Architecture Reconstruction of J2EE Applications
Independent Study - Summer/2003
Student: Paulo Merson E-mail: pmerson
cs
cmu
edu
Advisor: Liam O’Brien (SEI)
Purpose:
The objective of architecture
reconstruction is to recover the architecture of an existing system
from
its implementation. Such process relies on tools that examine source
code and other artifacts of the deployed system in order to gather
information and abstract it to the architecture level. This independent
study comprises the investigation of the architecture reconstruction
problem in the scope of Java applications built using J2EE (Java 2
Platform, Enterprise Edition).
Results:
The outcome of this study is a
technical report that describes the architectural views that can be
extracted from a deployed J2EE system and how elements at the
implementation level can map to elements of the architecture
(components
and connectors).
Motivation (in a nutshell):
- J2EE is widely used to
build enterprise applications that span multiple tiers, use different
types of components, integrate with other systems and run on several
machines. In short, many J2EE applications are large and complex.
- J2EE applications are
necessarily built from standardized components (e.g. EJBs, JSPs,
Servlets). As a platform that purports component-based software
development, J2EE is very suiltable for architecture
reconstruction, because the architecture can be represented depicting
the very components used as implementation/deploymisent units.

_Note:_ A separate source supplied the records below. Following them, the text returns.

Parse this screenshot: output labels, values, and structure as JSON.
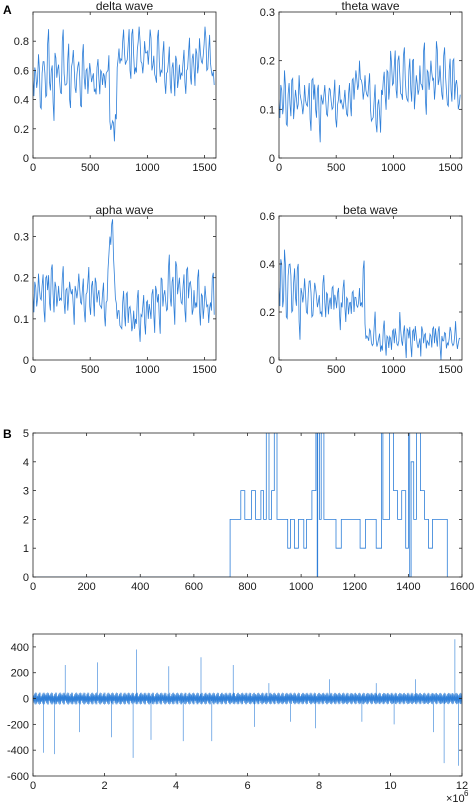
{
  "panel_labels": [
    "A",
    "B"
  ],
  "colors": {
    "series": "#2f7fd8",
    "axis": "#262626",
    "background": "#ffffff"
  },
  "chart_data": [
    {
      "type": "line",
      "title": "delta wave",
      "xlim": [
        0,
        1600
      ],
      "ylim": [
        0,
        1.0
      ],
      "xticks": [
        0,
        500,
        1000,
        1500
      ],
      "yticks": [
        0,
        0.2,
        0.4,
        0.6,
        0.8
      ],
      "grid": false,
      "series": [
        {
          "x_step": 16,
          "values": [
            0.55,
            0.62,
            0.48,
            0.71,
            0.35,
            0.58,
            0.66,
            0.42,
            0.78,
            0.52,
            0.6,
            0.38,
            0.72,
            0.55,
            0.64,
            0.45,
            0.8,
            0.58,
            0.5,
            0.68,
            0.4,
            0.62,
            0.74,
            0.48,
            0.57,
            0.66,
            0.36,
            0.7,
            0.55,
            0.6,
            0.44,
            0.65,
            0.52,
            0.58,
            0.47,
            0.62,
            0.54,
            0.6,
            0.5,
            0.56,
            0.58,
            0.6,
            0.25,
            0.22,
            0.24,
            0.3,
            0.62,
            0.75,
            0.68,
            0.8,
            0.72,
            0.66,
            0.78,
            0.6,
            0.85,
            0.7,
            0.62,
            0.74,
            0.9,
            0.66,
            0.58,
            0.8,
            0.72,
            0.64,
            0.88,
            0.6,
            0.7,
            0.55,
            0.82,
            0.66,
            0.6,
            0.72,
            0.52,
            0.58,
            0.66,
            0.5,
            0.62,
            0.55,
            0.7,
            0.48,
            0.64,
            0.58,
            0.66,
            0.52,
            0.6,
            0.72,
            0.56,
            0.68,
            0.62,
            0.75,
            0.58,
            0.82,
            0.66,
            0.7,
            0.9,
            0.6,
            0.74,
            0.65,
            0.56,
            0.5
          ]
        }
      ]
    },
    {
      "type": "line",
      "title": "theta wave",
      "xlim": [
        0,
        1600
      ],
      "ylim": [
        0,
        0.3
      ],
      "xticks": [
        0,
        500,
        1000,
        1500
      ],
      "yticks": [
        0,
        0.1,
        0.2,
        0.3
      ],
      "grid": false,
      "series": [
        {
          "x_step": 16,
          "values": [
            0.12,
            0.15,
            0.09,
            0.18,
            0.07,
            0.13,
            0.11,
            0.16,
            0.08,
            0.14,
            0.1,
            0.17,
            0.12,
            0.09,
            0.15,
            0.11,
            0.13,
            0.08,
            0.16,
            0.12,
            0.1,
            0.14,
            0.07,
            0.13,
            0.11,
            0.15,
            0.09,
            0.12,
            0.14,
            0.1,
            0.13,
            0.08,
            0.11,
            0.15,
            0.12,
            0.1,
            0.14,
            0.09,
            0.13,
            0.11,
            0.16,
            0.12,
            0.18,
            0.14,
            0.2,
            0.16,
            0.12,
            0.17,
            0.13,
            0.15,
            0.1,
            0.08,
            0.12,
            0.07,
            0.11,
            0.09,
            0.14,
            0.16,
            0.13,
            0.18,
            0.12,
            0.22,
            0.15,
            0.19,
            0.14,
            0.2,
            0.17,
            0.13,
            0.21,
            0.16,
            0.12,
            0.18,
            0.14,
            0.2,
            0.1,
            0.17,
            0.13,
            0.19,
            0.15,
            0.22,
            0.12,
            0.18,
            0.14,
            0.2,
            0.16,
            0.12,
            0.24,
            0.15,
            0.19,
            0.13,
            0.21,
            0.17,
            0.11,
            0.18,
            0.14,
            0.2,
            0.12,
            0.16,
            0.1,
            0.13
          ]
        }
      ]
    },
    {
      "type": "line",
      "title": "apha wave",
      "xlim": [
        0,
        1600
      ],
      "ylim": [
        0,
        0.35
      ],
      "xticks": [
        0,
        500,
        1000,
        1500
      ],
      "yticks": [
        0,
        0.1,
        0.2,
        0.3
      ],
      "grid": false,
      "series": [
        {
          "x_step": 16,
          "values": [
            0.16,
            0.19,
            0.13,
            0.21,
            0.15,
            0.18,
            0.12,
            0.2,
            0.17,
            0.14,
            0.22,
            0.16,
            0.19,
            0.13,
            0.18,
            0.15,
            0.2,
            0.14,
            0.17,
            0.12,
            0.19,
            0.16,
            0.13,
            0.18,
            0.15,
            0.21,
            0.14,
            0.17,
            0.12,
            0.16,
            0.19,
            0.13,
            0.18,
            0.15,
            0.2,
            0.14,
            0.17,
            0.13,
            0.16,
            0.11,
            0.14,
            0.22,
            0.3,
            0.33,
            0.25,
            0.15,
            0.1,
            0.12,
            0.08,
            0.14,
            0.11,
            0.16,
            0.09,
            0.13,
            0.07,
            0.12,
            0.1,
            0.15,
            0.08,
            0.11,
            0.13,
            0.09,
            0.14,
            0.1,
            0.12,
            0.16,
            0.11,
            0.18,
            0.14,
            0.1,
            0.2,
            0.13,
            0.17,
            0.12,
            0.22,
            0.15,
            0.19,
            0.13,
            0.24,
            0.16,
            0.2,
            0.14,
            0.18,
            0.12,
            0.22,
            0.15,
            0.19,
            0.11,
            0.17,
            0.14,
            0.2,
            0.12,
            0.16,
            0.1,
            0.18,
            0.13,
            0.09,
            0.14,
            0.2,
            0.11
          ]
        }
      ]
    },
    {
      "type": "line",
      "title": "beta wave",
      "xlim": [
        0,
        1600
      ],
      "ylim": [
        0,
        0.6
      ],
      "xticks": [
        0,
        500,
        1000,
        1500
      ],
      "yticks": [
        0,
        0.2,
        0.4,
        0.6
      ],
      "grid": false,
      "series": [
        {
          "x_step": 16,
          "values": [
            0.3,
            0.42,
            0.22,
            0.46,
            0.18,
            0.35,
            0.4,
            0.2,
            0.32,
            0.26,
            0.38,
            0.16,
            0.3,
            0.24,
            0.34,
            0.2,
            0.28,
            0.33,
            0.18,
            0.26,
            0.3,
            0.22,
            0.27,
            0.2,
            0.32,
            0.24,
            0.28,
            0.19,
            0.26,
            0.3,
            0.21,
            0.25,
            0.28,
            0.2,
            0.24,
            0.3,
            0.22,
            0.26,
            0.19,
            0.24,
            0.28,
            0.2,
            0.26,
            0.22,
            0.3,
            0.24,
            0.38,
            0.15,
            0.1,
            0.08,
            0.12,
            0.06,
            0.14,
            0.09,
            0.07,
            0.11,
            0.06,
            0.13,
            0.08,
            0.1,
            0.05,
            0.09,
            0.12,
            0.07,
            0.1,
            0.06,
            0.2,
            0.08,
            0.11,
            0.07,
            0.13,
            0.09,
            0.06,
            0.12,
            0.08,
            0.1,
            0.05,
            0.09,
            0.14,
            0.07,
            0.11,
            0.08,
            0.06,
            0.1,
            0.13,
            0.07,
            0.09,
            0.12,
            0.06,
            0.1,
            0.08,
            0.11,
            0.07,
            0.09,
            0.12,
            0.06,
            0.1,
            0.08,
            0.07,
            0.09
          ]
        }
      ]
    },
    {
      "type": "line",
      "title": "",
      "xlim": [
        0,
        1600
      ],
      "ylim": [
        0,
        5
      ],
      "xticks": [
        0,
        200,
        400,
        600,
        800,
        1000,
        1200,
        1400,
        1600
      ],
      "xtick_labels": [
        "0",
        "200",
        "400",
        "600",
        "800",
        "1000",
        "1200",
        "1400",
        "1600"
      ],
      "yticks": [
        0,
        1,
        2,
        3,
        4,
        5
      ],
      "grid": false,
      "step": true,
      "series": [
        {
          "points": [
            [
              0,
              0
            ],
            [
              720,
              0
            ],
            [
              735,
              2
            ],
            [
              760,
              2
            ],
            [
              775,
              3
            ],
            [
              790,
              2
            ],
            [
              800,
              2
            ],
            [
              815,
              3
            ],
            [
              830,
              2
            ],
            [
              850,
              3
            ],
            [
              860,
              2
            ],
            [
              870,
              5
            ],
            [
              880,
              2
            ],
            [
              890,
              3
            ],
            [
              900,
              5
            ],
            [
              910,
              2
            ],
            [
              930,
              2
            ],
            [
              950,
              1
            ],
            [
              960,
              2
            ],
            [
              975,
              1
            ],
            [
              990,
              2
            ],
            [
              1010,
              1
            ],
            [
              1020,
              2
            ],
            [
              1040,
              3
            ],
            [
              1055,
              5
            ],
            [
              1060,
              0
            ],
            [
              1062,
              5
            ],
            [
              1068,
              2
            ],
            [
              1075,
              5
            ],
            [
              1085,
              2
            ],
            [
              1110,
              2
            ],
            [
              1130,
              1
            ],
            [
              1150,
              2
            ],
            [
              1200,
              2
            ],
            [
              1220,
              1
            ],
            [
              1240,
              2
            ],
            [
              1260,
              2
            ],
            [
              1280,
              1
            ],
            [
              1300,
              5
            ],
            [
              1305,
              2
            ],
            [
              1320,
              2
            ],
            [
              1330,
              5
            ],
            [
              1345,
              3
            ],
            [
              1360,
              2
            ],
            [
              1375,
              3
            ],
            [
              1390,
              1
            ],
            [
              1400,
              5
            ],
            [
              1405,
              0
            ],
            [
              1410,
              4
            ],
            [
              1420,
              2
            ],
            [
              1430,
              5
            ],
            [
              1445,
              3
            ],
            [
              1460,
              2
            ],
            [
              1475,
              1
            ],
            [
              1490,
              2
            ],
            [
              1510,
              2
            ],
            [
              1530,
              2
            ],
            [
              1545,
              0
            ]
          ]
        }
      ]
    },
    {
      "type": "line",
      "title": "",
      "xlim": [
        0,
        12
      ],
      "ylim": [
        -600,
        500
      ],
      "xticks": [
        0,
        2,
        4,
        6,
        8,
        10,
        12
      ],
      "yticks": [
        -600,
        -400,
        -200,
        0,
        200,
        400
      ],
      "x_multiplier": "×10",
      "x_multiplier_exp": "6",
      "grid": false,
      "series": [
        {
          "type": "signal",
          "baseline_amplitude": 60,
          "spikes": [
            [
              0.3,
              -420
            ],
            [
              0.6,
              -430
            ],
            [
              0.9,
              260
            ],
            [
              1.3,
              -260
            ],
            [
              1.8,
              280
            ],
            [
              2.2,
              -300
            ],
            [
              2.8,
              -460
            ],
            [
              2.9,
              380
            ],
            [
              3.3,
              -320
            ],
            [
              3.8,
              250
            ],
            [
              4.2,
              -330
            ],
            [
              4.7,
              320
            ],
            [
              5.0,
              -330
            ],
            [
              5.6,
              260
            ],
            [
              6.2,
              -220
            ],
            [
              6.6,
              120
            ],
            [
              7.2,
              -180
            ],
            [
              7.9,
              -230
            ],
            [
              8.3,
              150
            ],
            [
              9.2,
              -180
            ],
            [
              9.6,
              120
            ],
            [
              10.1,
              -200
            ],
            [
              10.7,
              150
            ],
            [
              11.2,
              -260
            ],
            [
              11.5,
              -500
            ],
            [
              11.8,
              460
            ],
            [
              11.9,
              -520
            ]
          ]
        }
      ]
    }
  ]
}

- In fact, J2EE literature
extensively uses architecture diagrams showing components that map
directly to deployed components (example).
That is to say that in J2EE the idea of a generic architecture
component (in the C&C view) is close to the idea of a component as
defined by Chessman & Daniels in "UML Components: A Simple Process
for Specifying Component-Based Software".
- Nonetheless, architecture
diagrams of J2EE applications found in the J2EE literature lack several
aspects of good architecture representation.
- Using deep knowledge of
the construct and deployment artifacts of a J2EE application, one can
define a process and create tools to extract the components that
comprise a J2EE application, along with the relationships among them.
The automatization of the process is higher than in most software
platforms, because of the high level specification of components in the
deployment artifacts.
- Using the best practics
for documenting sofware architectures, the reconstruction process can
produce quality diagrams and reports that will be very useful to
developers and maintainers of J2EE applications.